Sometimes those who failed to plan their wardrobe, will use the opportunity to heat up an old-timey iron to get a shirt ready for the next day.
This proud and jovial woman got a little sad when I asked her about the early-morning load shedding that starts at 4am or 6am when it’s too dark and dangerous to get a fire going.
Plus, there’s no time to start a fire for hot water to make a cup of coffee, have a quick splash or eat a bowl of warm porridge.
So she has to send her son off to school on an empty tummy, or buy a snack at the nearby garage, if she has some spare change.
She tells me that on one of the worst days last week when it was raining all night, she arrived at work in wet, creased clothes, reeking of old smoke and desperate for something warm to eat or drink.
She’s lucky that she doesn’t have to also still deal with an unsympathetic boss who demands that she arrive at work on time. Bizarrely, those evil stories exist out there.
Despite how doubly hard load shedding has made her life, this lady still had the humility to say that she’s pretty sure there are people out there who have it a whole lot worse.
“At least I have a job, so I can buy firewood,” she says.

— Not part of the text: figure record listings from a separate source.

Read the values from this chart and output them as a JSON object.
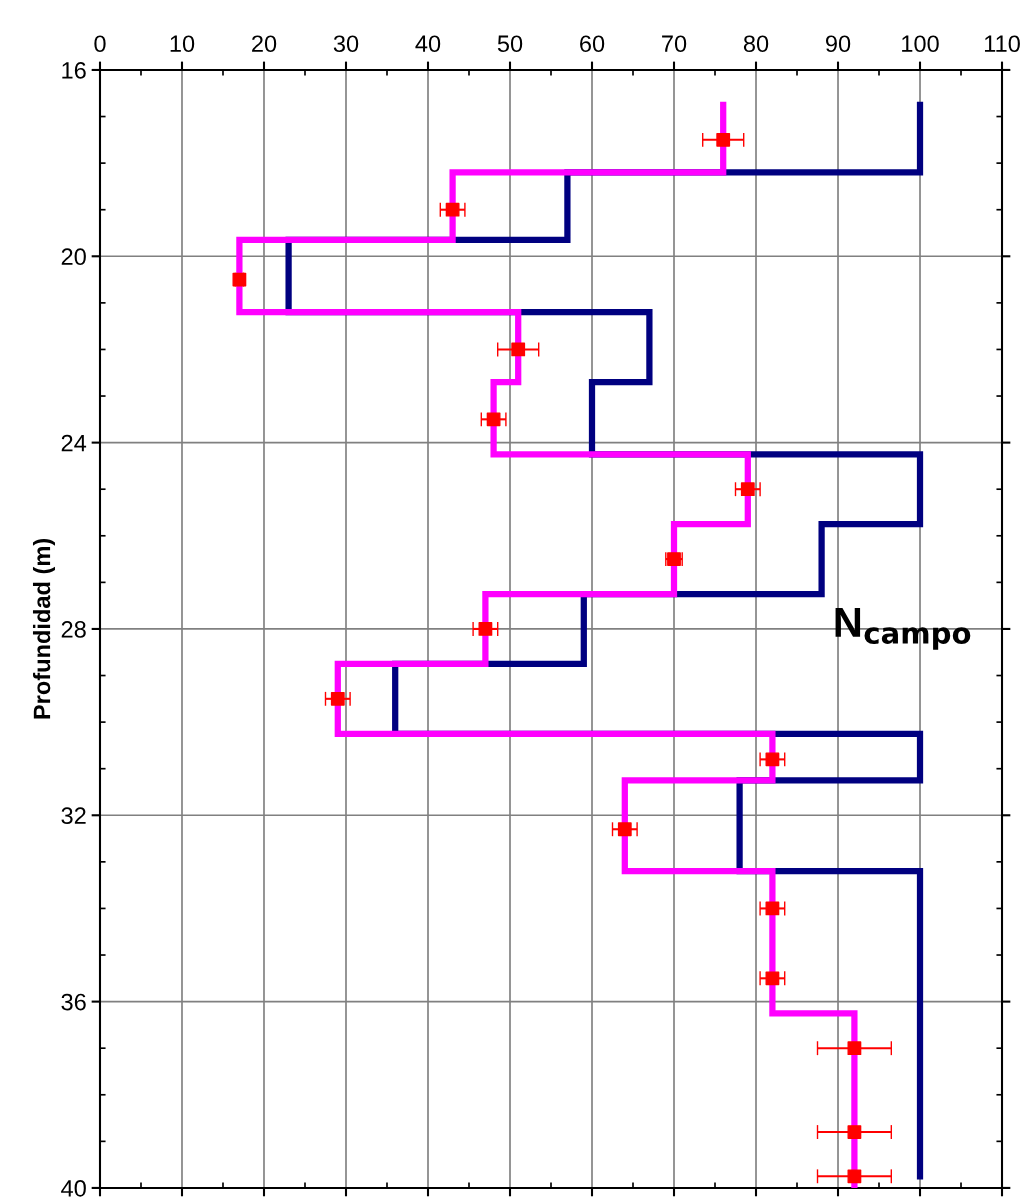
{
  "chart_data": {
    "type": "line",
    "ylabel": "Profundidad (m)",
    "annotations": [
      "N$_{campo}$"
    ],
    "xlim": [
      0,
      110
    ],
    "xticks": [
      0,
      10,
      20,
      30,
      40,
      50,
      60,
      70,
      80,
      90,
      100,
      110
    ],
    "ylim": [
      40,
      16
    ],
    "yticks": [
      16,
      20,
      24,
      28,
      32,
      36,
      40
    ],
    "grid": true,
    "legend": false,
    "marker": "none",
    "line_style": "solid",
    "series": [
      {
        "color": "#000080",
        "x": [
          100,
          100,
          57,
          57,
          23,
          23,
          67,
          67,
          60,
          60,
          100,
          100,
          88,
          88,
          59,
          59,
          36,
          36,
          100,
          100,
          78,
          78,
          100,
          100
        ],
        "values": [
          16.75,
          18.2,
          18.2,
          19.65,
          19.65,
          21.2,
          21.2,
          22.7,
          22.7,
          24.25,
          24.25,
          25.75,
          25.75,
          27.25,
          27.25,
          28.75,
          28.75,
          30.25,
          30.25,
          31.25,
          31.25,
          33.2,
          33.2,
          39.75
        ]
      },
      {
        "color": "#ff00ff",
        "x": [
          76,
          76,
          43,
          43,
          17,
          17,
          51,
          51,
          48,
          48,
          79,
          79,
          70,
          70,
          47,
          47,
          29,
          29,
          82,
          82,
          64,
          64,
          82,
          82,
          92,
          92
        ],
        "values": [
          16.75,
          18.2,
          18.2,
          19.65,
          19.65,
          21.2,
          21.2,
          22.7,
          22.7,
          24.25,
          24.25,
          25.75,
          25.75,
          27.25,
          27.25,
          28.75,
          28.75,
          30.25,
          30.25,
          31.25,
          31.25,
          33.2,
          33.2,
          36.25,
          36.25,
          40
        ]
      },
      {
        "type": "scatter",
        "color": "#ff0000",
        "marker": "square",
        "x": [
          76,
          43,
          17,
          51,
          48,
          79,
          70,
          47,
          29,
          82,
          64,
          82,
          82,
          92,
          92,
          92
        ],
        "values": [
          17.5,
          19,
          20.5,
          22,
          23.5,
          25,
          26.5,
          28,
          29.5,
          30.8,
          32.3,
          34,
          35.5,
          37,
          38.8,
          39.75
        ],
        "xerrors": [
          2.5,
          1.5,
          0.5,
          2.5,
          1.5,
          1.5,
          1,
          1.5,
          1.5,
          1.5,
          1.5,
          1.5,
          1.5,
          4.5,
          4.5,
          4.5
        ]
      }
    ]
  }
}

But now I understand that our electricity grid is under such a lot of pressure that load shedding may get even worse.
One energy expert went as far as predicting Stage 16, where we would have just eight hours of electricity a day.
I don’t even want to imagine the kind of pressure this would place on vulnerable people like her, who are already barely managing to hang on.
And that’s not to mention those without jobs, who can’t even get their hands on firewood to warm their weary bones in the heart of winter.
And if things don’t improve, then her company may be forced to shut down, which will put her in the very position she speaks of.